The effect of thermal annealing on the layered structure of smectic liquid crystalline organic semiconductor on polyimide gate insulator and its OFET performance

Abstract

The electrical performance of organic field-effect transistors (OFETs) depends on the quality of thin-film organic semiconductors, which is significantly affected by solution-processing conditions and additional processes. We investigated the effects of post-thermal annealing on the thin-film morphologies of liquid crystalline organic semiconductors on polyimide gate insulator surface and the FET performances of the films. The active material selected for the OFETs was 2-decyl-7-phenyl-[1]benzothieno[3,2-b][1]benzothiophene (Ph-BTBT-C10), which shows a highly ordered smectic E (SmE) mesophase and polycrystalline thin films feature very high mobility.
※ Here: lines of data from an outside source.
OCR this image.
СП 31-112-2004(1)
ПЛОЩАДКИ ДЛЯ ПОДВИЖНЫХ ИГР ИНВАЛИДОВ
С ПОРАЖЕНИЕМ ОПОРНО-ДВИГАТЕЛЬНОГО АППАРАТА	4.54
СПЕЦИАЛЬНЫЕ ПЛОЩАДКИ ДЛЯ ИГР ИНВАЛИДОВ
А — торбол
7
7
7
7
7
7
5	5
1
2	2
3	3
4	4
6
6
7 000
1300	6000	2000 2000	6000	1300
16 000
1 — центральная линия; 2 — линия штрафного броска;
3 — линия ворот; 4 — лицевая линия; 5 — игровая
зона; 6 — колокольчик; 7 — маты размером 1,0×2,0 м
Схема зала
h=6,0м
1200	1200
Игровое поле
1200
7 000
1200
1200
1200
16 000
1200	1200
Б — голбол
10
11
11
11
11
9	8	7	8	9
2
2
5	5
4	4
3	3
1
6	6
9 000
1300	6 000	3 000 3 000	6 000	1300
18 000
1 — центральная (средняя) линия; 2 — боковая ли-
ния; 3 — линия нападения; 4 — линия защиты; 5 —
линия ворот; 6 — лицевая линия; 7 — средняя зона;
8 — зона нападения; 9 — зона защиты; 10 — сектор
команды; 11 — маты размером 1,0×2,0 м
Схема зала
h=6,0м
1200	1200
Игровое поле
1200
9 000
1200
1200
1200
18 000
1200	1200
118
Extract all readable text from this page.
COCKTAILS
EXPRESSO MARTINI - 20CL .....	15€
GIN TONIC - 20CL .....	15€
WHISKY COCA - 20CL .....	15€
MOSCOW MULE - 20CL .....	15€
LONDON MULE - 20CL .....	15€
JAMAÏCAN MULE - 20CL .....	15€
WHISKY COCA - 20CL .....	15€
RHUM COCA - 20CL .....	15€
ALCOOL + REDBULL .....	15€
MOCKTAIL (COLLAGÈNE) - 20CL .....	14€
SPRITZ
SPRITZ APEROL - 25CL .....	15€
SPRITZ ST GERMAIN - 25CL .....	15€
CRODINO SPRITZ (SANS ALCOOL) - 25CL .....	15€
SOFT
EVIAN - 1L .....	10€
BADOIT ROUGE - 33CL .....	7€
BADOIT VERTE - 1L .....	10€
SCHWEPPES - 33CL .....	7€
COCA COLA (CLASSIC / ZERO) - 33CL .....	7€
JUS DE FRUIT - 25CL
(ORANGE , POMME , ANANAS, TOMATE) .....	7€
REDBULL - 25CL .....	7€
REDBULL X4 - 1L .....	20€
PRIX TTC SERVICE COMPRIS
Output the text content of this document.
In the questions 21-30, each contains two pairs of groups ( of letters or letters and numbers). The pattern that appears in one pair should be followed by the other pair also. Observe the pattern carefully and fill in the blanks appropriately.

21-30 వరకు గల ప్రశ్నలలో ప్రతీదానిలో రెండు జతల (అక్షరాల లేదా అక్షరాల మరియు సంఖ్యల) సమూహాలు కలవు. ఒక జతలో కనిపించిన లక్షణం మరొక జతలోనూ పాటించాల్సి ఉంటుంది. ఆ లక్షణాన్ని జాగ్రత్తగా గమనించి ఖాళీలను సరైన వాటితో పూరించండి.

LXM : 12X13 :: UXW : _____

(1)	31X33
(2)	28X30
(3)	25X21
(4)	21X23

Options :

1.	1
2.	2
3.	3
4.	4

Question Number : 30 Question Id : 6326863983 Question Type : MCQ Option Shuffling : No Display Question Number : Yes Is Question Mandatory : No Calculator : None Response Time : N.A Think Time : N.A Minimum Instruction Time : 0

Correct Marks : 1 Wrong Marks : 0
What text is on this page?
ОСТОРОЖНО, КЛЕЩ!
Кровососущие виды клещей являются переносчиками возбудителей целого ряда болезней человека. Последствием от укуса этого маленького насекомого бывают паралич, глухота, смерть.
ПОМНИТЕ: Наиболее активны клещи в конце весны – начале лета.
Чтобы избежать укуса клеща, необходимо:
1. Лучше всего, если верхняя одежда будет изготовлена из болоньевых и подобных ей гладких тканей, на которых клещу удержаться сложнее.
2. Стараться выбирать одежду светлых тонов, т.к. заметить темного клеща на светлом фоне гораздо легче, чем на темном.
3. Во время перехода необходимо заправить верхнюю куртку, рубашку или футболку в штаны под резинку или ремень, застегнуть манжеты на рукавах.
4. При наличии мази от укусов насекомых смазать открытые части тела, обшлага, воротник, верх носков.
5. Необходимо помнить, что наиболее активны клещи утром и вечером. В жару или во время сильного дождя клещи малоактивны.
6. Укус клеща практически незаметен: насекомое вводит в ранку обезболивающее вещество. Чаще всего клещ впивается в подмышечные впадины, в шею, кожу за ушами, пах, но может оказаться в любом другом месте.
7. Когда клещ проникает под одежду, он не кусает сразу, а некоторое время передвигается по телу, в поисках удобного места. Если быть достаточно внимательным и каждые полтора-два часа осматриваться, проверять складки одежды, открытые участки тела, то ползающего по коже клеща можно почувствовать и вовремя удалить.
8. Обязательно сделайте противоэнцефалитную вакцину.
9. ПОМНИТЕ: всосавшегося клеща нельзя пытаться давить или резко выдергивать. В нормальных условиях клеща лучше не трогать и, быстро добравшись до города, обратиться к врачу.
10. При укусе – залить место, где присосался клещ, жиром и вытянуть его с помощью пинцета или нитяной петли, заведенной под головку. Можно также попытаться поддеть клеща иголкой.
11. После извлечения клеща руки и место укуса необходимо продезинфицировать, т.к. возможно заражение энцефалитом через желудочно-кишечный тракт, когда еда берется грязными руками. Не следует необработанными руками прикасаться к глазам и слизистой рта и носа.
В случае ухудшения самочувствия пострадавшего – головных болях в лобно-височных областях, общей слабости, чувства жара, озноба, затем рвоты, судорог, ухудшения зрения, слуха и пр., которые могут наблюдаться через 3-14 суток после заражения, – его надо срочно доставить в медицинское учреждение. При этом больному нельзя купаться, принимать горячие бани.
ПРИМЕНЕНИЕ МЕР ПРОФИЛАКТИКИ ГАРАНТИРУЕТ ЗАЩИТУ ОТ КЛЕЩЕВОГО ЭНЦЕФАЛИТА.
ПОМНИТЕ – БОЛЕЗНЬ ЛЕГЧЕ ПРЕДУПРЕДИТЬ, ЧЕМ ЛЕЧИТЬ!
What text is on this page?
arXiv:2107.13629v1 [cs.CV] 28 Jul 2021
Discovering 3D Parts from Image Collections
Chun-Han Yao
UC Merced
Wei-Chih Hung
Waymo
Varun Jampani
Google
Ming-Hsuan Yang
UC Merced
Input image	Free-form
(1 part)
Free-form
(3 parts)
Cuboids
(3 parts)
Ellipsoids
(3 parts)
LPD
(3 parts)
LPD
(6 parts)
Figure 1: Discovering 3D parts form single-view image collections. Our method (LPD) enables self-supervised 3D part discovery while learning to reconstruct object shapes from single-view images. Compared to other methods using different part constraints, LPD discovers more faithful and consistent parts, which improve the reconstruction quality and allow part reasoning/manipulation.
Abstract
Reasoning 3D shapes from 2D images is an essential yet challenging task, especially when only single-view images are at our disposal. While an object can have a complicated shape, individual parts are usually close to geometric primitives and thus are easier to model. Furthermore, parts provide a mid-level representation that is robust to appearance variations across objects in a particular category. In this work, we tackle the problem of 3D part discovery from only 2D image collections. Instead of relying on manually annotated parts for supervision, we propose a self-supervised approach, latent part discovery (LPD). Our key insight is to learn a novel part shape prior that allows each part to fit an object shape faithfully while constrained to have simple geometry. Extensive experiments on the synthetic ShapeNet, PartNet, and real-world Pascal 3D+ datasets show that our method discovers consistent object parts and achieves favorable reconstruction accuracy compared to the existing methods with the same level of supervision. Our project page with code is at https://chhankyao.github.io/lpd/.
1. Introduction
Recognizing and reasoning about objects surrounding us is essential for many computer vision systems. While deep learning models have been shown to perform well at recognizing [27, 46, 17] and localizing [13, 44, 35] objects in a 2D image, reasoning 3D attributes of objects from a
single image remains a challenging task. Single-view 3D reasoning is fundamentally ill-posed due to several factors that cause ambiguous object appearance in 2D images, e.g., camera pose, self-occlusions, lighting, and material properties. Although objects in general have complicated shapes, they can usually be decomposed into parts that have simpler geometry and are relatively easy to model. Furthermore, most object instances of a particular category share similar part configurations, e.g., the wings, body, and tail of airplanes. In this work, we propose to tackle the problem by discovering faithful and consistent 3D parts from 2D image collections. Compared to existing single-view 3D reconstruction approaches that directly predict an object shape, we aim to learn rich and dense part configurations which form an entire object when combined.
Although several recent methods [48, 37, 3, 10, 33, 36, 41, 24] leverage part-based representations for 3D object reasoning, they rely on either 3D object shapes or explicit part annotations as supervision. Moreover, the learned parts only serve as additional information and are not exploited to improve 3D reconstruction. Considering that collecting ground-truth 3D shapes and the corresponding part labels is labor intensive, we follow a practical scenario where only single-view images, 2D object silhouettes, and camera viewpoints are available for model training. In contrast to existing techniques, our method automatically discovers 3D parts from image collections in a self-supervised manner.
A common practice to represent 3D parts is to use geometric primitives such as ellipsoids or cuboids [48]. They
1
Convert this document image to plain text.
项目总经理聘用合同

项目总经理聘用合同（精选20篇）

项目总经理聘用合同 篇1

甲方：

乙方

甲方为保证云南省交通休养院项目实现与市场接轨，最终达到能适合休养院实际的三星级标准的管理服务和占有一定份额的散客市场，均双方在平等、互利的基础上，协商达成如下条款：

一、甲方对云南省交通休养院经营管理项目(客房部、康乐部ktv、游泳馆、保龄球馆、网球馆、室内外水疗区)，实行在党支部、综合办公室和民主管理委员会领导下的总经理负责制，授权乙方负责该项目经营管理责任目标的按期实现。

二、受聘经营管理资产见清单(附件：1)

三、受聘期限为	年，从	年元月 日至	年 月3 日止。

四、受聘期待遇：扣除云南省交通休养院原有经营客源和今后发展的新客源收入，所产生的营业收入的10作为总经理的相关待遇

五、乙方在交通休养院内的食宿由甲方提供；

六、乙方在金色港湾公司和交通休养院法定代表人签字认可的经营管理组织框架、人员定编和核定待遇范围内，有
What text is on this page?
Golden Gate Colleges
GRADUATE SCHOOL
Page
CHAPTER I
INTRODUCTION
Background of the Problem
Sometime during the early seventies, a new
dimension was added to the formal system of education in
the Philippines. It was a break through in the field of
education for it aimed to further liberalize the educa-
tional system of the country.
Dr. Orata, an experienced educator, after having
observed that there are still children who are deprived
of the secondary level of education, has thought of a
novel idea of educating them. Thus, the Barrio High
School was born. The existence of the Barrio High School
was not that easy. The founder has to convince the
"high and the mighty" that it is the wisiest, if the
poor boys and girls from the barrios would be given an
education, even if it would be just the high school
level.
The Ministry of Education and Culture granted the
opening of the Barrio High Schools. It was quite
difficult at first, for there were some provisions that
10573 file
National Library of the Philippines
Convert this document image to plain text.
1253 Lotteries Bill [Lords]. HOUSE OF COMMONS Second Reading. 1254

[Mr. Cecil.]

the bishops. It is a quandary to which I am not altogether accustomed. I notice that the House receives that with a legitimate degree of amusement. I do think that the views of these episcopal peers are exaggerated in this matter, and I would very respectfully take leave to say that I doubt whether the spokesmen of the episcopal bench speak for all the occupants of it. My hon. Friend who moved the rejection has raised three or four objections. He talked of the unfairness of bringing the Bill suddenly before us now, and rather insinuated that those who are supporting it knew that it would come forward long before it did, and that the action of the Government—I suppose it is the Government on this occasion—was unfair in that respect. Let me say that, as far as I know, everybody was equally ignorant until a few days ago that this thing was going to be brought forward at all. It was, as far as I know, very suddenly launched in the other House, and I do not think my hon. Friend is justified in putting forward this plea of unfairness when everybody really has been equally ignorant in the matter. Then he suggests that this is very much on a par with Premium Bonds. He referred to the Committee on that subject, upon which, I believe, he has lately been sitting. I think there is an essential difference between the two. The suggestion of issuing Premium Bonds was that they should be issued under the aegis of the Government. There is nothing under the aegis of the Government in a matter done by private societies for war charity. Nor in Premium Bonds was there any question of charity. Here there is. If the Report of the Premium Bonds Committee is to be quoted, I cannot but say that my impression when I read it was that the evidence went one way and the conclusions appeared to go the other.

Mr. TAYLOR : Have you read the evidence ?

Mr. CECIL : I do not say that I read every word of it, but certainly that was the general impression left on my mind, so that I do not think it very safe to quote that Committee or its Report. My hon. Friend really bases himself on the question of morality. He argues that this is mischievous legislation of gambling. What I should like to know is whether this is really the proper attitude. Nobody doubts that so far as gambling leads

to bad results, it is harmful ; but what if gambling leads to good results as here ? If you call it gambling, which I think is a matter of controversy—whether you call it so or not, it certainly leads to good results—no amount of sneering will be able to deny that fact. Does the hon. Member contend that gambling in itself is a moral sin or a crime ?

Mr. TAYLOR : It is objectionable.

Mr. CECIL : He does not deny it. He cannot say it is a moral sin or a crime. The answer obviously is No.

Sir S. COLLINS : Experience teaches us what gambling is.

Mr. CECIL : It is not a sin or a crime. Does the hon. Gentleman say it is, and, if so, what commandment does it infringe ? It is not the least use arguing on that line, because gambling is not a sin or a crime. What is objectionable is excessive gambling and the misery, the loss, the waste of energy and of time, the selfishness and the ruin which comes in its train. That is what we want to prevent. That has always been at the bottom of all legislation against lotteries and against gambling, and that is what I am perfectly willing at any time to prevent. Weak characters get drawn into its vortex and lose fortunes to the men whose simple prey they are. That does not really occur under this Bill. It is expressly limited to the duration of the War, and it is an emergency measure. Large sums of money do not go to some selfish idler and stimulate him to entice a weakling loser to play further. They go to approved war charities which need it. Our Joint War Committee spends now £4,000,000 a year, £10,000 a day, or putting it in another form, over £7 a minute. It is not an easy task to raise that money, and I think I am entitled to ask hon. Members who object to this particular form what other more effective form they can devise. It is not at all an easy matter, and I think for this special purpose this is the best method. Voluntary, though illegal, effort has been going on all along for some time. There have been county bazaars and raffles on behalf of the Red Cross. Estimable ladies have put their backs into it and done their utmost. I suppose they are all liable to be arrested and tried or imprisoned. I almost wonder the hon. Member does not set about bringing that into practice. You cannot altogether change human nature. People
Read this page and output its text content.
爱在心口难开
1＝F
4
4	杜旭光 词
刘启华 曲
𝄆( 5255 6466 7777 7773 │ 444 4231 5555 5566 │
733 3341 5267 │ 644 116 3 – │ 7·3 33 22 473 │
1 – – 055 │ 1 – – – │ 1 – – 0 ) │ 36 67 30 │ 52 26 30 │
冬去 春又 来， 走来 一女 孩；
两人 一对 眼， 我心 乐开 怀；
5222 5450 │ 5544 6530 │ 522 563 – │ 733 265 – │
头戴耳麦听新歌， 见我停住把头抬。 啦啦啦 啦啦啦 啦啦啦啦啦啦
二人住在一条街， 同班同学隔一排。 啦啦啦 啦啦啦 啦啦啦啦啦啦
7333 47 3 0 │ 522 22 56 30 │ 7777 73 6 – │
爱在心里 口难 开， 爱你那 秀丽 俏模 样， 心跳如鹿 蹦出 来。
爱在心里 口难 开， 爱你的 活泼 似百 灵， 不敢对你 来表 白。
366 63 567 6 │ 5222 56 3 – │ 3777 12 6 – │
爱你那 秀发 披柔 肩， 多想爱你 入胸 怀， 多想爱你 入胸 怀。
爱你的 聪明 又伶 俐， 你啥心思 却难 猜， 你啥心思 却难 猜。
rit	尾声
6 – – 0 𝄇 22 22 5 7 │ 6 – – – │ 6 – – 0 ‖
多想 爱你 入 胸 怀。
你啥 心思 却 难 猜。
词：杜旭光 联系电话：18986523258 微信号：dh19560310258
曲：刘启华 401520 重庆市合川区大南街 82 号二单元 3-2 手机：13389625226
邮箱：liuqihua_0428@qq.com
We aimed to produce well defined molecular orientation and crystal structure in thin-film Ph-BTBT-C10 on polyimide gate insulator not typical SiO2 gate insulator via thermal annealing process. Uniform bilayer- or monolayer-structured polycrystalline thin films were obtained on polymer gate insulator after thermal annealing at a SmE (over 148°C) and SmA (over 213°C) liquid crystalline phase temperature, respectively. The OFET using bilayer-structured thin film showed high performance with a mobility of 2.27cm2/Vs.